2) In comparison to venography alone, the consensus experts said IVUS offers better visualization of maximal stenosis and ascertaining the presence of extrinsic vascular compression. Noting that IVUS is increasingly being considered as part of the standard of care during deep venous intervention procedures, the guidance authors added that IVUS is beneficial in assessing pre-op and post-op thrombus burden for patients requiring iliofemoral venous interventions.
3) Prior to iliac artery revascularization procedures, Secemsky and colleagues noted that IVUS is appropriate for assessing the severity of ambiguous lesions, vessel sizing and reducing the use of contrast.
4) Prior to deep venous intervention, the consensus experts deemed IVUS appropriate for assessing lesion characteristics and severity, filling defects, vessel sizing and reducing contrast use.

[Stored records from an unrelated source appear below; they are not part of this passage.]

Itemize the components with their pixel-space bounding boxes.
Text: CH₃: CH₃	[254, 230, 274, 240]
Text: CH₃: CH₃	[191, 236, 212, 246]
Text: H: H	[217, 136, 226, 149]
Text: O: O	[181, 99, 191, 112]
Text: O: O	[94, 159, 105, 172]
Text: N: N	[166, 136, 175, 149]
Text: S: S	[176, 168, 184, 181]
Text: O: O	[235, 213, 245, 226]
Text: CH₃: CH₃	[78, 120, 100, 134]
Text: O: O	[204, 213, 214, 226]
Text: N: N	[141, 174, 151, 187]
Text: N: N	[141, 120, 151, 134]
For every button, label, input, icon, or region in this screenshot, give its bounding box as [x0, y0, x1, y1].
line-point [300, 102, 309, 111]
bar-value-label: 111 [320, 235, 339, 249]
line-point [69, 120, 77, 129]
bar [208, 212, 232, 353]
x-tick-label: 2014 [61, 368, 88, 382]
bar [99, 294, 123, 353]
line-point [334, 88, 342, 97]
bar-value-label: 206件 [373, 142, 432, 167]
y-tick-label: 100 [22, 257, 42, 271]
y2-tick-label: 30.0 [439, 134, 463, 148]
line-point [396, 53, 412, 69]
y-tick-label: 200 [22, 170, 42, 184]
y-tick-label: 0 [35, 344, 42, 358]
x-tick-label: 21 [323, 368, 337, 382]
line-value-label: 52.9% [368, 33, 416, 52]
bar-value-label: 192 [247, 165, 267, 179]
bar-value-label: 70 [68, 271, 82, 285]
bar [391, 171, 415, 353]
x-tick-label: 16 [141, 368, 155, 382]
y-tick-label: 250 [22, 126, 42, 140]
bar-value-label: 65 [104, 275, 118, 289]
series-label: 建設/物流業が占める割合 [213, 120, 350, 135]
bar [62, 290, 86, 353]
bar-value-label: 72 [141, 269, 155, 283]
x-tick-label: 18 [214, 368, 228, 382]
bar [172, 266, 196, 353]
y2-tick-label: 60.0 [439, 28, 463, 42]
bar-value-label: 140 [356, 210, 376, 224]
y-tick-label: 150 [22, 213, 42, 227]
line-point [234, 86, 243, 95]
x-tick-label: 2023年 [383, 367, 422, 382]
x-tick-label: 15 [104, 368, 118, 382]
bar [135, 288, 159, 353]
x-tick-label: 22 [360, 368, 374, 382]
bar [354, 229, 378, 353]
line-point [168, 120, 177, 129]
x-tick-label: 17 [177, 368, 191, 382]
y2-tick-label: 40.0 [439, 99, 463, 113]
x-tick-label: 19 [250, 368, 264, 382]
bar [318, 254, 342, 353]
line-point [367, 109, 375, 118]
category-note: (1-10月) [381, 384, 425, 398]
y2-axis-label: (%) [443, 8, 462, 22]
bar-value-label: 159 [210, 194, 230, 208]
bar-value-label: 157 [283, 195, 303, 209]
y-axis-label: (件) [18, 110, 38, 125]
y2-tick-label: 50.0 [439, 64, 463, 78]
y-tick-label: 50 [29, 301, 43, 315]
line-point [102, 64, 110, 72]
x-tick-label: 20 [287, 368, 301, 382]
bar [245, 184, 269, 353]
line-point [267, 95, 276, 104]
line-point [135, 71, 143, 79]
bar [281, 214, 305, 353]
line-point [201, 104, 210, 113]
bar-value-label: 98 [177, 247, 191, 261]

5) For iliac and femoropopliteal artery segments, Secemsky and colleagues maintained that “IVUS was consistently appropriate when used during the intraprocedural and post-intervention optimization phases … .”
6) The consensus authors noted that IVUS may be appropriate for assessing occlusion and plaque morphology prior to femoropopliteal interventions.
7) Studies have shown the use of IVUS reduces the risks of in-stent restenosis and stent migration with deep venous interventional procedures by improving the pre-op assessment of lesion and vessel characteristics, according to the consensus experts.
In regard to limitations with the expert guidance, the authors emphasized that future studies are needed to assess the use of IVUS on targeted revascularization procedures in the lower extremity and its long-term impact in reducing major adverse limb events. Research is also needed to gauge cost considerations with the addition of IVUS to the workup and performance of peripheral vascular interventions in the lower extremity, according to the expert panel.